Marée noire en Russie: un fioul lourd et "persistant", difficile à nettoyer
Lors d'une marée noire, le pétrole se comporte différemment dans l'eau selon qu'il est lourd ou léger: la pollution qui touche depuis mi-décembre la Russie et la Crimée en mer Noire implique un carburant de type "fioul lourd", difficile à nettoyer.
- Un fioul lourd en cause
Le détroit de Kertch, entre la Russie et la péninsule ukrainienne de Crimée qu'elle a annexée en 2014, est pollué le naufrage de deux pétroliers russes au cours d'une tempête à la mi-décembre, et cette marée noire ne cesse de s'étendre.
Les deux tankers contenaient 9.200 tonnes de mazout et 26% de la cargaison se seraient échappée en mer, selon la dernière estimation des autorités russes.
C'est "le premier accident au monde impliquant du fioul +lourd+ de qualité M100", a déclaré le service russe de secours en mer, Morspassloujba.
Ce type de fioul "ne flotte pas à la surface" et "il n'existe aucune technologie éprouvée dans le monde pour l'éliminer dans l'eau", selon la même source. "C'est pourquoi la principale méthode est la collecte sur le littoral."
"Le +mazout+ (M100, ndlr) est un nom commercial d'un type particulier de +fioul lourd+ (Heavy fuel oil, HFO en anglais, ndlr) produit en Russie et au Kazakhstan", détaille à l'AFP Rob James, premier vice-président Europe/Asie chez Lamor, société de contrôle de la pollution par les hydrocarbures et les produits chimiques.
Les fiouls lourds sont des combustibles résiduels à bas coût issus de la distillation du pétrole brut dans les raffineries, "généralement utilisés comme combustible pour les grands navires et les chaudières industrielles", précise-t-il.
- Pétrole lourd ou léger, quelle différence?
Il existe deux types de pétroles: les fiouls lourds aux consistances presque goudronneuses, et les pétroles dit "légers" comprenant le diesel, l'essence ou le kérosène.
Les premiers, très polluants, se caractérisent par une viscosité et une densité élevées. Ils peuvent être aussi lourds ou plus lourds que l'eau, couler ou être en suspension et persister plus longtemps dans l'environnement aquatique.
Les seconds, à faible viscosité et densité, se dégradent rapidement.
Ainsi, "un fioul lourd peut rester dans l'environnement pendant des années, tandis qu'un carburant plus léger, comme le diesel, peut s'évaporer complètement et se disperser en quelques jours ou semaines", résume à l'AFP Thomas Azwell, chercheur à l'université de Berkeley.
Du fait de ses caractéristiques, "le fioul lourd (HFO) ne s'évapore pas et les dispersants ont peu d'effet sur lui". Il est décrit "comme +persistant+, car les processus climatiques et biologiques qui peuvent naturellement réduire l'impact d'un déversement de pétrole brut n'ont que peu d'impact sur le fioul lourd", souligne M. James.

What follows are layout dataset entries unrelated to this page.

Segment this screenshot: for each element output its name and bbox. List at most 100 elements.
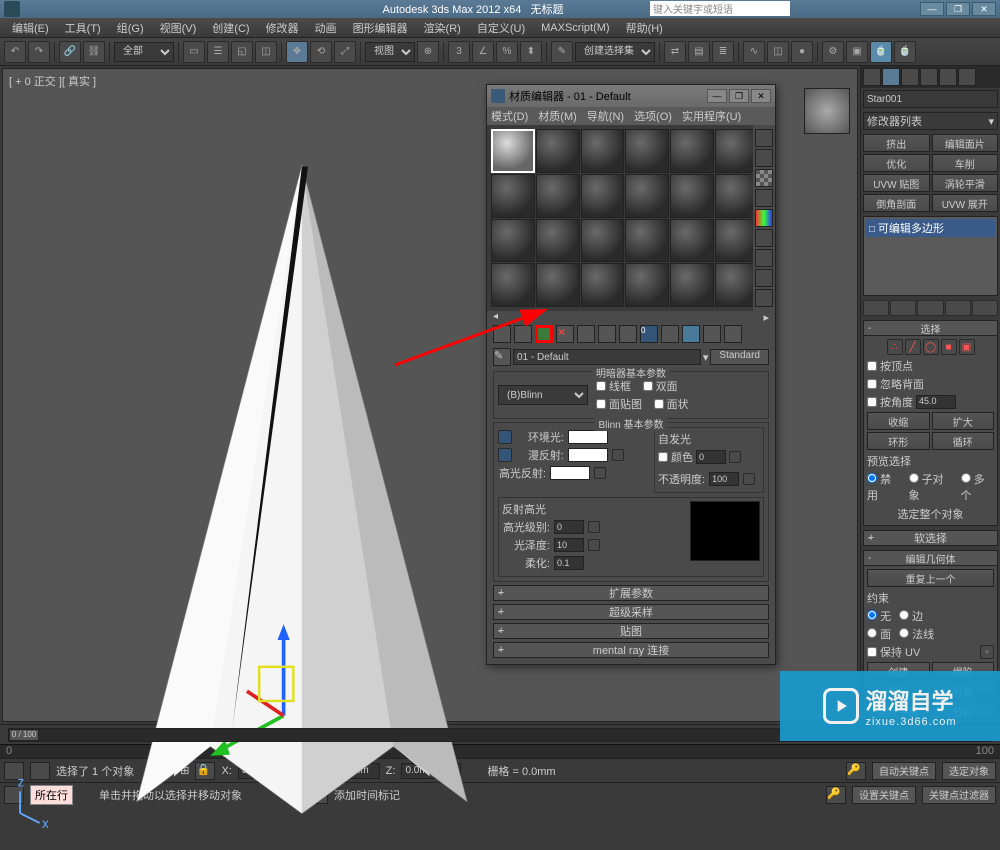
twosided-checkbox[interactable] — [643, 381, 653, 391]
help-search-input[interactable]: 键入关键字或短语 — [650, 1, 790, 16]
material-slot-11[interactable] — [670, 174, 714, 218]
ambient-lock-icon[interactable] — [498, 430, 512, 444]
link-button[interactable]: 🔗 — [59, 41, 81, 63]
faceted-checkbox[interactable] — [654, 399, 664, 409]
mental-rollout-header[interactable]: mental ray 连接 — [593, 642, 669, 658]
material-slot-1[interactable] — [491, 129, 535, 173]
btn-extrude[interactable]: 挤出 — [863, 134, 930, 152]
btn-lathe[interactable]: 车削 — [932, 154, 999, 172]
unlink-button[interactable]: ⛓ — [83, 41, 105, 63]
btn-uvw-map[interactable]: UVW 贴图 — [863, 174, 930, 192]
material-editor-button[interactable]: ● — [791, 41, 813, 63]
stack-pin-button[interactable] — [863, 300, 889, 316]
background-button[interactable] — [755, 169, 773, 187]
make-copy-button[interactable] — [577, 325, 595, 343]
modifier-list-dropdown[interactable]: 修改器列表▾ — [863, 112, 998, 130]
redo-button[interactable]: ↷ — [28, 41, 50, 63]
ext-rollout-header[interactable]: 扩展参数 — [609, 585, 653, 601]
edit-selset-button[interactable]: ✎ — [551, 41, 573, 63]
soften-spinner[interactable]: 0.1 — [554, 556, 584, 570]
auto-key-button[interactable]: 自动关键点 — [872, 762, 936, 780]
tab-hierarchy-icon[interactable] — [901, 68, 919, 86]
material-slot-4[interactable] — [625, 129, 669, 173]
spec-level-map-button[interactable] — [588, 521, 600, 533]
diffuse-map-button[interactable] — [612, 449, 624, 461]
opacity-map-button[interactable] — [743, 473, 755, 485]
mirror-button[interactable]: ⇄ — [664, 41, 686, 63]
spinner-snap-button[interactable]: ⬍ — [520, 41, 542, 63]
material-preview-cube-icon[interactable] — [804, 88, 850, 134]
make-unique-button[interactable] — [598, 325, 616, 343]
dlg-menu-material[interactable]: 材质(M) — [538, 108, 577, 124]
percent-snap-button[interactable]: % — [496, 41, 518, 63]
scale-button[interactable]: ⤢ — [334, 41, 356, 63]
tab-display-icon[interactable] — [939, 68, 957, 86]
snap-toggle-button[interactable]: 3 — [448, 41, 470, 63]
select-by-name-button[interactable]: ☰ — [207, 41, 229, 63]
by-vertex-checkbox[interactable] — [867, 361, 877, 371]
material-slot-9[interactable] — [581, 174, 625, 218]
stack-show-button[interactable] — [890, 300, 916, 316]
spec-level-spinner[interactable]: 0 — [554, 520, 584, 534]
dialog-maximize-button[interactable]: ❐ — [729, 89, 749, 103]
material-slot-21[interactable] — [581, 263, 625, 307]
keep-uv-checkbox[interactable] — [867, 647, 877, 657]
subobj-poly-icon[interactable]: ■ — [941, 339, 957, 355]
gloss-spinner[interactable]: 10 — [554, 538, 584, 552]
constraint-edge-radio[interactable] — [899, 610, 909, 620]
menu-graph[interactable]: 图形编辑器 — [345, 18, 416, 38]
material-type-button[interactable]: Standard — [710, 349, 769, 365]
angle-snap-button[interactable]: ∠ — [472, 41, 494, 63]
center-pivot-button[interactable]: ⊕ — [417, 41, 439, 63]
maps-rollout-header[interactable]: 贴图 — [620, 623, 642, 639]
preview-sub-radio[interactable] — [909, 473, 919, 483]
schematic-button[interactable]: ◫ — [767, 41, 789, 63]
time-marker[interactable]: 0 / 100 — [9, 729, 39, 741]
btn-bevel[interactable]: 倒角剖面 — [863, 194, 930, 212]
dialog-titlebar[interactable]: 材质编辑器 - 01 - Default — ❐ ✕ — [487, 85, 775, 107]
show-end-button[interactable] — [682, 325, 700, 343]
layers-button[interactable]: ≣ — [712, 41, 734, 63]
rollout-geom-header[interactable]: 编辑几何体 — [863, 550, 998, 566]
video-check-button[interactable] — [755, 209, 773, 227]
specular-color-swatch[interactable] — [550, 466, 590, 480]
material-slot-18[interactable] — [715, 219, 759, 263]
dlg-menu-nav[interactable]: 导航(N) — [587, 108, 624, 124]
named-selset-dropdown[interactable]: 创建选择集 — [575, 42, 655, 62]
self-illum-spinner[interactable]: 0 — [696, 450, 726, 464]
assign-material-button[interactable] — [535, 325, 553, 343]
material-slot-19[interactable] — [491, 263, 535, 307]
dlg-menu-util[interactable]: 实用程序(U) — [682, 108, 741, 124]
show-in-vp-button[interactable] — [661, 325, 679, 343]
rollout-soft-header[interactable]: +软选择 — [863, 530, 998, 546]
material-slot-12[interactable] — [715, 174, 759, 218]
render-setup-button[interactable]: ⚙ — [822, 41, 844, 63]
sample-type-button[interactable] — [755, 129, 773, 147]
object-name-input[interactable]: Star001 — [863, 90, 998, 108]
material-slot-2[interactable] — [536, 129, 580, 173]
material-slot-7[interactable] — [491, 174, 535, 218]
stack-remove-button[interactable] — [945, 300, 971, 316]
window-crossing-button[interactable]: ◫ — [255, 41, 277, 63]
dialog-minimize-button[interactable]: — — [707, 89, 727, 103]
material-slot-14[interactable] — [536, 219, 580, 263]
preview-multi-radio[interactable] — [961, 473, 971, 483]
minimize-button[interactable]: — — [920, 2, 944, 16]
render-button[interactable]: 🍵 — [870, 41, 892, 63]
dialog-close-button[interactable]: ✕ — [751, 89, 771, 103]
preview-off-radio[interactable] — [867, 473, 877, 483]
mat-id-button[interactable]: 0 — [640, 325, 658, 343]
material-slot-13[interactable] — [491, 219, 535, 263]
btn-repeat-last[interactable]: 重复上一个 — [867, 569, 994, 587]
btn-optimize[interactable]: 优化 — [863, 154, 930, 172]
constraint-none-radio[interactable] — [867, 610, 877, 620]
material-slot-5[interactable] — [670, 129, 714, 173]
maximize-button[interactable]: ❐ — [946, 2, 970, 16]
menu-create[interactable]: 创建(C) — [204, 18, 257, 38]
options-button[interactable] — [755, 249, 773, 267]
menu-edit[interactable]: 编辑(E) — [4, 18, 57, 38]
menu-tools[interactable]: 工具(T) — [57, 18, 109, 38]
curve-editor-button[interactable]: ∿ — [743, 41, 765, 63]
sel-list-button[interactable]: 选定对象 — [942, 762, 996, 780]
go-forward-button[interactable] — [724, 325, 742, 343]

"Tout fioul lourd présente généralement plus de difficultés à nettoyer qu'un déversement de pétrole brut ou d'autres produits pétroliers raffinés", ajoute-t-il. Le nettoyage nécessite "un processus mécanique ou manuel qui prend du temps et des ressources en main-d'oeuvre", à l'instar du naufrage de l'Erika en décembre 1999 en Bretagne (dans l'ouest de la France) qui avait laissé s'échapper 20.000 tonnes de fioul lourd.
- Comment évolue une marée noire?
Le type de pétrole ainsi que les conditions météorologiques et l'état de la mer sont des facteurs déterminants.
Une fois déversés, les produits pétroliers peuvent subir huit principaux procédés de modification chimique et physique incluant notamment: la propagation à la surface, l'évaporation, accentuée par des forts vents et températures élevés, la dispersion en gouttelettes sous l'effet des vagues, l'émulsification, qui augmente le volume du pétrole à mesure qu'il absorbe de l'eau, la sédimentation qui voit le pétrole entrer en interaction avec des sédiments et couler.
"L'étalement, l'évaporation, la dispersion et l'émulsification sont importants dans les premières phases du déversement, tandis que la photo-oxydation, la sédimentation et la biodégradation sont des processus à long terme qui déterminent le sort final des hydrocarbures", indique une note technique de la Fédération internationale des armateurs pétroliers contre la pollution (ITOPF).
Selon l'ITOPF, "un petit nombre de pétroles résiduels sont suffisamment denses pour couler en cas de déversement. Cependant, la plupart des pétroles flottent et ne coulent que s'ils sont mélangés à des sédiments plus denses".